Animal Models of Depression Linked Ethanolamine to Monoamine Changes
The rat work asked two questions: does inflammation lower ethanolamine, and does adding it back change behavior?
Repeated lipopolysaccharide reduced CSF ethanolamine in a dose-dependent pattern, with parallel depression- and anxiety-like behavior. The model does not reproduce human depression, but it moved ethanolamine in the same direction as the human CSF data.
A 4-week oral ethanolamine experiment then tested whether supplementation could change behavior. The clearest change was reduced forced-swim immobility.
Open-field and sucrose-preference measures did not show the same broad improvement. That uneven behavioral profile supports ethanolamine as a possible lead for future drug development — not as an over-the-counter mood treatment.
CSF Ethanolamine Still Needs Larger Depression Validation
CSF is not easy to collect in routine depression care. A biomarker requiring lumbar puncture will not become a normal outpatient screen unless its clinical value is unusually strong.
The next translational step is whether ethanolamine, related metabolites, or linked proteins can be measured reliably in blood, or combined into a less invasive marker panel.
Larger treatment studies would also need to show ethanolamine changes consistently with symptom improvement across different therapies, not just ECT.
For now, this is a strong early biomarker argument.
Active depression was associated with lower CSF ethanolamine. ECT raised it in a small sample. Replication held across sites.

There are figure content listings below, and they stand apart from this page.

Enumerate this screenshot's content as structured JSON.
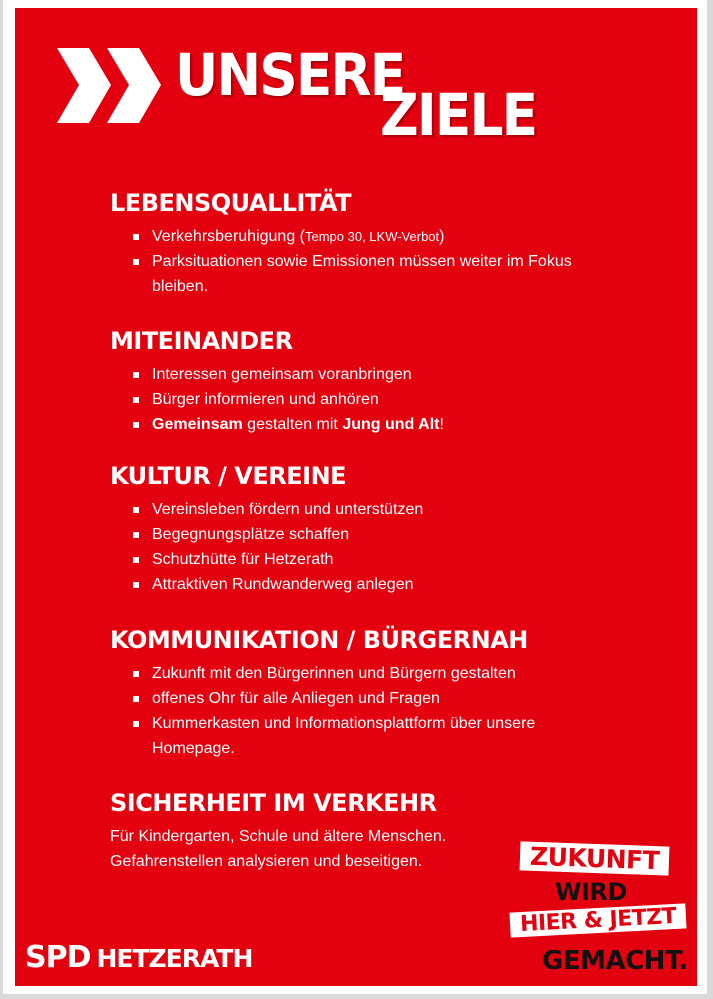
{
  "title": {
    "line1": "UNSERE",
    "line2": "ZIELE"
  },
  "sections": [
    {
      "heading": "LEBENSQUALLITÄT",
      "bullets": [
        [
          {
            "t": "Verkehrsberuhigung ("
          },
          {
            "t": "Tempo 30, LKW-Verbot",
            "style": "small"
          },
          {
            "t": ")"
          }
        ],
        [
          {
            "t": "Parksituationen sowie Emissionen müssen weiter im Fokus bleiben."
          }
        ]
      ]
    },
    {
      "heading": "MITEINANDER",
      "bullets": [
        [
          {
            "t": "Interessen gemeinsam voranbringen"
          }
        ],
        [
          {
            "t": "Bürger informieren und anhören"
          }
        ],
        [
          {
            "t": "Gemeinsam",
            "style": "b"
          },
          {
            "t": " gestalten mit "
          },
          {
            "t": "Jung und Alt",
            "style": "b"
          },
          {
            "t": "!"
          }
        ]
      ]
    },
    {
      "heading": "KULTUR / VEREINE",
      "bullets": [
        [
          {
            "t": "Vereinsleben fördern und unterstützen"
          }
        ],
        [
          {
            "t": "Begegnungsplätze schaffen"
          }
        ],
        [
          {
            "t": "Schutzhütte für Hetzerath"
          }
        ],
        [
          {
            "t": "Attraktiven Rundwanderweg anlegen"
          }
        ]
      ]
    },
    {
      "heading": "KOMMUNIKATION / BÜRGERNAH",
      "bullets": [
        [
          {
            "t": "Zukunft mit den Bürgerinnen und Bürgern gestalten"
          }
        ],
        [
          {
            "t": "offenes Ohr für alle Anliegen und Fragen"
          }
        ],
        [
          {
            "t": "Kummerkasten und Informationsplattform über unsere Homepage."
          }
        ]
      ]
    },
    {
      "heading": "SICHERHEIT IM VERKEHR",
      "lines": [
        "Für Kindergarten, Schule und ältere Menschen.",
        "Gefahrenstellen analysieren und beseitigen."
      ]
    }
  ],
  "logo": {
    "spd": "SPD",
    "place": "HETZERATH"
  },
  "slogan": {
    "l1": "ZUKUNFT",
    "l2": "WIRD",
    "l3": "HIER & JETZT",
    "l4": "GEMACHT."
  },
  "colors": {
    "red": "#e3000f",
    "white": "#ffffff",
    "black": "#111111"
  }
}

Animal experiments suggested ethanolamine may be more than measurement noise.
That is more layers of evidence than most psychiatric biomarker candidates assemble — and the dopamine connection plus axon-guidance pathway gives the field something specific to test next.
Citation: DOI: 10.1038/s41380-026-03559-7; Ogawa et al; Ethanolamine as a potential biomarker and therapeutic target for depressive disorder; Molecular Psychiatry; 2026.
Study Design: Human CSF cohort + 4-site replication, ECT treatment sample, CSF proteomics, rat inflammation and supplementation experiments.
Sample Size: 380 main CSF cohort, 13 ECT patients, 191 proteomics subset, multicenter replication cohort.
Key Statistic: Active MDD vs. controls: 12.32 vs 14.07 µM (p = 0.00047); ECT pre/post: 10.51 → 11.85 µM (p = 0.0071, d = 0.90); replication d = -0.91.
Caveat: CSF collection limits clinical use; ECT sample small; cohorts Japanese; animal data does not support self-treatment.